この記事のポイント
- エルドアン大統領がサウジ紙に「メッカ協定は抑止力を高めるが特定国を標的にしない」と語った
- トルコ・サウジ・パキスタン3か国による地域安全保障の連携枠組みとされる
- 協定の具体条文や発効時期は未公表で、実効性は今後の続報を要する
サウジアラビアを起点に、中東の安全保障をめぐる新しい枠組みが注目を集めている。
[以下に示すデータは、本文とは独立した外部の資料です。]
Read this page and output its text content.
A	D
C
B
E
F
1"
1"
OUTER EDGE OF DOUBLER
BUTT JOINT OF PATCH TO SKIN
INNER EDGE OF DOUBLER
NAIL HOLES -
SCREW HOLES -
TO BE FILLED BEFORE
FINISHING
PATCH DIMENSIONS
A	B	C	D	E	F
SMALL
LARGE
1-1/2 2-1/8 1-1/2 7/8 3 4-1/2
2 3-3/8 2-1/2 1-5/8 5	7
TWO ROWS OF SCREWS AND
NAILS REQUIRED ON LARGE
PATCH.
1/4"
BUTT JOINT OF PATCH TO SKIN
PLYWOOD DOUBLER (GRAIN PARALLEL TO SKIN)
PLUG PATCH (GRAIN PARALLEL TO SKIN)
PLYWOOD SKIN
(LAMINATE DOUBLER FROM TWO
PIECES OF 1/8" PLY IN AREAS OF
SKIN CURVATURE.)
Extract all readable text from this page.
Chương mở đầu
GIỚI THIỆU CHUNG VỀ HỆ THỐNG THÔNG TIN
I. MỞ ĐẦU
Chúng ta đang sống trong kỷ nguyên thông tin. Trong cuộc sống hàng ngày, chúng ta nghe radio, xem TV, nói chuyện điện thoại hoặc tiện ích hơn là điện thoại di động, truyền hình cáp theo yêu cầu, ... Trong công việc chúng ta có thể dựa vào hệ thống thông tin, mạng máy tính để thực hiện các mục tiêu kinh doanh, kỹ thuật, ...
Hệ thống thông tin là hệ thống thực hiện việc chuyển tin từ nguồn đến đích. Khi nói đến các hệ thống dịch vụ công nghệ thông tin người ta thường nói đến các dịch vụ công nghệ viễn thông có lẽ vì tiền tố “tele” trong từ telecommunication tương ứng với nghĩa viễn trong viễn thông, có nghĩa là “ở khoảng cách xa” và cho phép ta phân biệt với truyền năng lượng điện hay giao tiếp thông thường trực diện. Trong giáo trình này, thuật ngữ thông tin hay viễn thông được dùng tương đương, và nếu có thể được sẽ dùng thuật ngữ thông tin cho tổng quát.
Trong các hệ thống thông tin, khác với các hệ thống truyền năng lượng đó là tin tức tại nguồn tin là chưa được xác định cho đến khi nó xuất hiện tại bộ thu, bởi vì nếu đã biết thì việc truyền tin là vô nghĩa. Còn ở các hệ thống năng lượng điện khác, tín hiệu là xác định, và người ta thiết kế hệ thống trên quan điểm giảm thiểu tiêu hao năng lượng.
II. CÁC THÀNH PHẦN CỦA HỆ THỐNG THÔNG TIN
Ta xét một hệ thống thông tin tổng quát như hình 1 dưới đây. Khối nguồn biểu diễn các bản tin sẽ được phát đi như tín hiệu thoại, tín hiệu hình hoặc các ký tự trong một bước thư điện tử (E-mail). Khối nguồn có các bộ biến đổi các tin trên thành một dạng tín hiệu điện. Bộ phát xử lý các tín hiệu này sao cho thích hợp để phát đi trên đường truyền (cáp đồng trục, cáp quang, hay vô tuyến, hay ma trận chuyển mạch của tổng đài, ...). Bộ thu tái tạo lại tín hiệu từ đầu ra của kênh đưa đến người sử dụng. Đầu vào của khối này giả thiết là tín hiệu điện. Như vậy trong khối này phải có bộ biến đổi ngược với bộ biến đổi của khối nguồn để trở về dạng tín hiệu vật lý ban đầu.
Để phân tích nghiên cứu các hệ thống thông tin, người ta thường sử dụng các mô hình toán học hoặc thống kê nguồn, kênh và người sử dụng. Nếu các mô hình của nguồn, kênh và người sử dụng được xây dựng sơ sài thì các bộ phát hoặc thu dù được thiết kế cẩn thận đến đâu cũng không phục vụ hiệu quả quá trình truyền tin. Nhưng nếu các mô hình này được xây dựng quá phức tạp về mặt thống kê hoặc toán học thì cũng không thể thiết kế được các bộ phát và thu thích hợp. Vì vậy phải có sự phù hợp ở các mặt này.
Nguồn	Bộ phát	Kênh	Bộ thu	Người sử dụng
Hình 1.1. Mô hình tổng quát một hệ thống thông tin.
トルコのエルドアン大統領が、サウジの有力紙「アッシャルク・アルアウサト」のインタビューで、トルコ・サウジアラビア・パキスタンの3か国が関わるとされる「メッカ協定(اتفاقية مكة)」について語ったと報じられた。大統領は、この枠組みが「抑止(deterrence)の次元を強める」一方で、「いかなる特定の国も標的にするものではない」と強調したとされる。
「メッカ協定」とは何か
「メッカ協定」は、イスラム教最大の聖地メッカ(サウジ西部の都市)の名を冠した合意で、地域の安全保障協力を深める狙いがあると現地報道は伝えている。トルコとパキスタンはいずれも軍事力を持つ地域大国であり、サウジは湾岸地域の中心的な資金・外交の担い手だ。3か国が防衛や抑止の面で連携すれば、これまで域外の大国に頼りがちだった「輸入された安全保障」から、地域自らが担う「共通の地域安全保障」へと軸足が移る可能性がある、との見方が一部の専門家から出ている。
「標的にしない」という言葉の意味
エルドアン氏があえて「特定の国を狙ったものではない」と述べた背景には、こうした枠組みがイランやイスラエルなど周辺国から「包囲網」と受け取られることへの警戒があるとみられる。防衛的な連携であっても、地域のパワーバランスに敏感な中東では、外交的な波紋を呼びやすい。もっとも、協定の具体的な条文や拘束力、発効時期などは現時点で公表された情報が限られており、どこまで実効性のある枠組みなのかは今後の続報を待つ必要がある。
日本の読者にとっての意味
サウジ、トルコ、パキスタンはいずれも日本と経済・エネルギー面でつながりの深い国々だ。中東の安全保障の枠組みが、域外大国主導から地域主導へと変わっていくとすれば、原油の供給網や地域の安定に影響しうるテーマとして、静かに注視する価値がある。なお、ここで示した連携の性格や射程はあくまで現地報道と関係者の発言に基づく段階のものであり、確定した内容ではない点には留意したい。
※本記事はサウジアラビアの現地報道をもとに、編集部が日本語で再構成したものです。